We introduce Calligrapher, a novel diffusion-based framework that innovatively integrates advanced text customization with artistic typography for digital calligraphy and design applications. Addressing the challenges of precise style control and data dependency in typographic customization, our framework incorporates three key technical contributions. First, we develop a self-distillation mechanism that leverages the pre-trained text-to-image generative model itself alongside the large language model to automatically construct a style-centric typography benchmark. Second, we introduce a localized style injection framework via a trainable style encoder, which comprises both Qformer and linear layers, to extract robust style features from reference images. An in-context generation mechanism is also employed to directly embed reference images into the denoising process, further enhancing the refined alignment of target styles. Extensive quantitative and qualitative evaluations across diverse fonts and design contexts confirm Calligrapher's accurate reproduction of intricate stylistic details and precise glyph positioning. By automating high-quality, visually consistent typography, Calligrapher surpasses traditional models, empowering creative practitioners in digital art, branding, and contextual typographic design.

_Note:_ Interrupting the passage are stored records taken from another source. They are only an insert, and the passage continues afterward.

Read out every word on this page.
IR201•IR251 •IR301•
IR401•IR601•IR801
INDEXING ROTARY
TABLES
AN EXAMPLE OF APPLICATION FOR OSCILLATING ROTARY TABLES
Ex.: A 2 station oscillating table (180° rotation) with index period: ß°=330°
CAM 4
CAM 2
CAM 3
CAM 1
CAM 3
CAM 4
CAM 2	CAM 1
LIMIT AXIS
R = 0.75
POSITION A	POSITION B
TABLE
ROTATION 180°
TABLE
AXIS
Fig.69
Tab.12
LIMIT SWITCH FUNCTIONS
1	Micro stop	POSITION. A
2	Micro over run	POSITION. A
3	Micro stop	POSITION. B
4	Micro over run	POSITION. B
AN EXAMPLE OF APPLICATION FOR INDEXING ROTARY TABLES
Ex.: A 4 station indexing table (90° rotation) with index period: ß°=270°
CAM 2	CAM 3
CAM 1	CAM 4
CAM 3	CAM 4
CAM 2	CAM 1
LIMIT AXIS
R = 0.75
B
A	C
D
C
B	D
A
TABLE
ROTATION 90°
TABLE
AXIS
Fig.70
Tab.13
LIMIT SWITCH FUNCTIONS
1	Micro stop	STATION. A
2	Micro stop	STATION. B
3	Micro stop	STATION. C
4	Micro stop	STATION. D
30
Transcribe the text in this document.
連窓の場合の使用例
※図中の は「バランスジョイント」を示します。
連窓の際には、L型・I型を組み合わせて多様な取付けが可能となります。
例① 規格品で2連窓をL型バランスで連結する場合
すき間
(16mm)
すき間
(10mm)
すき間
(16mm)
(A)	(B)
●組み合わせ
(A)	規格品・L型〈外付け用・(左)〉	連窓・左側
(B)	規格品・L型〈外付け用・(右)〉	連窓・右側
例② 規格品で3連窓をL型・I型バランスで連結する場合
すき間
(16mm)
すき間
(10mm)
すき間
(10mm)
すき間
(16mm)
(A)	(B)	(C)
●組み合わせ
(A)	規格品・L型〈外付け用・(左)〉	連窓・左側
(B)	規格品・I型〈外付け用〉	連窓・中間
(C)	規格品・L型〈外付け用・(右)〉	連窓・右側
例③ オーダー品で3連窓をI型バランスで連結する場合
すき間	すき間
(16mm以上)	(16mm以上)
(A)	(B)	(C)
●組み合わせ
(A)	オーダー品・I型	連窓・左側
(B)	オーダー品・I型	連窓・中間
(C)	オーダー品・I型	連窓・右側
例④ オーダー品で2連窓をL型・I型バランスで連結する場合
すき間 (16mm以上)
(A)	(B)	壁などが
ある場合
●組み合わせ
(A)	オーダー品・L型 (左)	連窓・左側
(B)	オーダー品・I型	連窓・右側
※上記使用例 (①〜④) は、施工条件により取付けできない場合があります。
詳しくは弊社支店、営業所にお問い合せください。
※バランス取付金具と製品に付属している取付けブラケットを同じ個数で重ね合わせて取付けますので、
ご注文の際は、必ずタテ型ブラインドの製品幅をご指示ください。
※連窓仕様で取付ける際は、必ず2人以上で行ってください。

Training framework of Calligrapher, demonstrating the integration of localized style injection and diffusion-based learning. The framework processes masked images through a Variational Auto-Encoder (VAE) to obtain latent representations, concatenated with mask and noise latents. A style encoder comprising a visual encoder, Qformer, and linear layers is designed to extract style-related features from the reference style image, while text embeddings (e.g., "gic" in the case) modulate the denoising transformer. In the denoising block, style attention predicted from the style features replaces the original cross-attention, injecting style embeddings with the denoiser's query to enable granular typographic control in the latent space. The model is optimized under the flow-matching learning objective with the self-distillation typography dataset.
Qualitative results of Calligrapher under various settings. We demonstrate text customization results respectively under settings of (a) self-reference, (b) cross-reference, and (c) non-text reference. Reference-based image generation results are also incorporated in (d).